Nunn traced the project history: in 2020 the council appropriated $5 million from half-cent sales tax for project ED2005 to construct a shell building; PDF purchased land and completed the shell, which was deeded to the city in April 2022. The final shell construction costs were reported at about $3.84 million, under the $5 million appropriation. In 2023 the city approved a separate tenant-finish package (project ED2303) with a $6.5 million budget and a 5% PDF administration fee; that contract, Nunn said, explicitly required PDF to pay any costs exceeding the stated amount.
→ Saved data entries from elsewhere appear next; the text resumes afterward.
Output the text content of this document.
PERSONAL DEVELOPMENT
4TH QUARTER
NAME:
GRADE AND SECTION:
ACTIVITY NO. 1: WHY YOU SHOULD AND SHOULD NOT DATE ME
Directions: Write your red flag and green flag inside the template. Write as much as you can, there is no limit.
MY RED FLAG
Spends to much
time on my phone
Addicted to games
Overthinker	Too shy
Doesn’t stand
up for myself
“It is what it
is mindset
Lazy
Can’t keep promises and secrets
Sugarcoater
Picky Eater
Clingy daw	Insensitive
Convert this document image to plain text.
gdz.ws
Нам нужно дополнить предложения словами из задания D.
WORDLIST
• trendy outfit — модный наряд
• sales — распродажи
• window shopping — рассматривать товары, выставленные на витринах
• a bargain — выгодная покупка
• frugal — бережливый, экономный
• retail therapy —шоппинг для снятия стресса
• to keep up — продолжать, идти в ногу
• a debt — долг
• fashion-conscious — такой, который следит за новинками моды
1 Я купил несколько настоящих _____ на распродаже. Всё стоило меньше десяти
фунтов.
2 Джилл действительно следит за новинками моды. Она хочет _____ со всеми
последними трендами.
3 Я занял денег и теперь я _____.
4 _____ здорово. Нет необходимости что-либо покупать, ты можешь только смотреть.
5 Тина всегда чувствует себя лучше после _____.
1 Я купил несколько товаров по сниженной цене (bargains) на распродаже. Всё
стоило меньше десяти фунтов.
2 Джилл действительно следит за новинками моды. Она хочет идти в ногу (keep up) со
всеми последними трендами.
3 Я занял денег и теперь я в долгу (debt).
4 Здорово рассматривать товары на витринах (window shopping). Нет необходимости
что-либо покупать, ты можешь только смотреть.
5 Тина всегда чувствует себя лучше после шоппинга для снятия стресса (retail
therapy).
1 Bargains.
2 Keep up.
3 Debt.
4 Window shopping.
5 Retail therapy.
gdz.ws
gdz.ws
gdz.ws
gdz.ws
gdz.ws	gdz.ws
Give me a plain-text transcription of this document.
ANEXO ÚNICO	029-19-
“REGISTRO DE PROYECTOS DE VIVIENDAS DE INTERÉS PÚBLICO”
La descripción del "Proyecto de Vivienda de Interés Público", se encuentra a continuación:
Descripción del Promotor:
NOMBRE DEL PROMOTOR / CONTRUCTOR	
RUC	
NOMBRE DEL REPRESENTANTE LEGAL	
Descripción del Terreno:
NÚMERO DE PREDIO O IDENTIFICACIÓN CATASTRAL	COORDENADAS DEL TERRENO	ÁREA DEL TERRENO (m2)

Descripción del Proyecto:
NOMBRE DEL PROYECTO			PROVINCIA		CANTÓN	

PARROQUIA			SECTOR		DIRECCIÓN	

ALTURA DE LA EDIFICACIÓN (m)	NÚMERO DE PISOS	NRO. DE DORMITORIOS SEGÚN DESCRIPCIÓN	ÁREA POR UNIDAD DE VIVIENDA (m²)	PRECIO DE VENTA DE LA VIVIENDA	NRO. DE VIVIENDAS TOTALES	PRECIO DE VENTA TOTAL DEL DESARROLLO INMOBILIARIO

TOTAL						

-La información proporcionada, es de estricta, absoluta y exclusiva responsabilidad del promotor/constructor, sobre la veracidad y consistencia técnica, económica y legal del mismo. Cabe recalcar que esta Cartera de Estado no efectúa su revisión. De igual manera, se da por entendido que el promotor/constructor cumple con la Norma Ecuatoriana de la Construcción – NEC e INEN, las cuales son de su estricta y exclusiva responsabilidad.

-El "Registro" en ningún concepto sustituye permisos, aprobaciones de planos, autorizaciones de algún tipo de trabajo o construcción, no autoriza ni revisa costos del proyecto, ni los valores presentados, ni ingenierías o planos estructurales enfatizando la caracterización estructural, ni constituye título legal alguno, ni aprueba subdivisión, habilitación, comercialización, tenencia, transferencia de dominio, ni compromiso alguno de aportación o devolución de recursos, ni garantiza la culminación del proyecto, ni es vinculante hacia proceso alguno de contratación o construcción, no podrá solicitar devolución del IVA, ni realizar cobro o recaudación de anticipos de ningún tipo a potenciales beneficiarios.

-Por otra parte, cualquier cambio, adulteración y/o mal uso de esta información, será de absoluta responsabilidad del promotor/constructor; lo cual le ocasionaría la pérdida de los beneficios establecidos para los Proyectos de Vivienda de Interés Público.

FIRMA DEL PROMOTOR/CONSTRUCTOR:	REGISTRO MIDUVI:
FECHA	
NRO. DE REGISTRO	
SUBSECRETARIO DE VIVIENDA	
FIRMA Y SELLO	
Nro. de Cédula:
PDF has since submitted invoices it considers reimbursement for cost overruns. Nunn said his review found the city has paid the amounts the council approved and that the additional invoices are not contractually valid. He described his discussions with PDF and with PDF’s and city attorneys, and said an attorney for PDF agreed reimbursements would require formal council action and a contract amendment. Nunn said he was told by PDF that individuals had given verbal authorization for overruns; he said his follow-up with a deputy city attorney, Bob Jagger, produced a denial that any such authorization had been granted.

Councilor Gomez — who said he sits on PDF’s board — said he had submitted a letter raising the issue and requested a special meeting and fuller documentation on outstanding liabilities, interest and legal exposure. Gomez argued councilors had insufficient background papers and financial analysis to assess the claim at the work session.

Mayor and other council members countered that the contract language had been followed and that the city had paid its contractual obligations; several council members recommended handling any legal or contract disputes in a forum outside the work session (executive session or special meeting). Nunn reiterated that, under city attorneys’ analysis and contract language, there is no current legal obligation for the city to pay the $1.4 million without a council-approved amendment.

Next steps: Councilors suggested convening a separate session for legal review and directed staff to provide requested documentation to the council. The work session then paused and planned to reconvene later in the evening.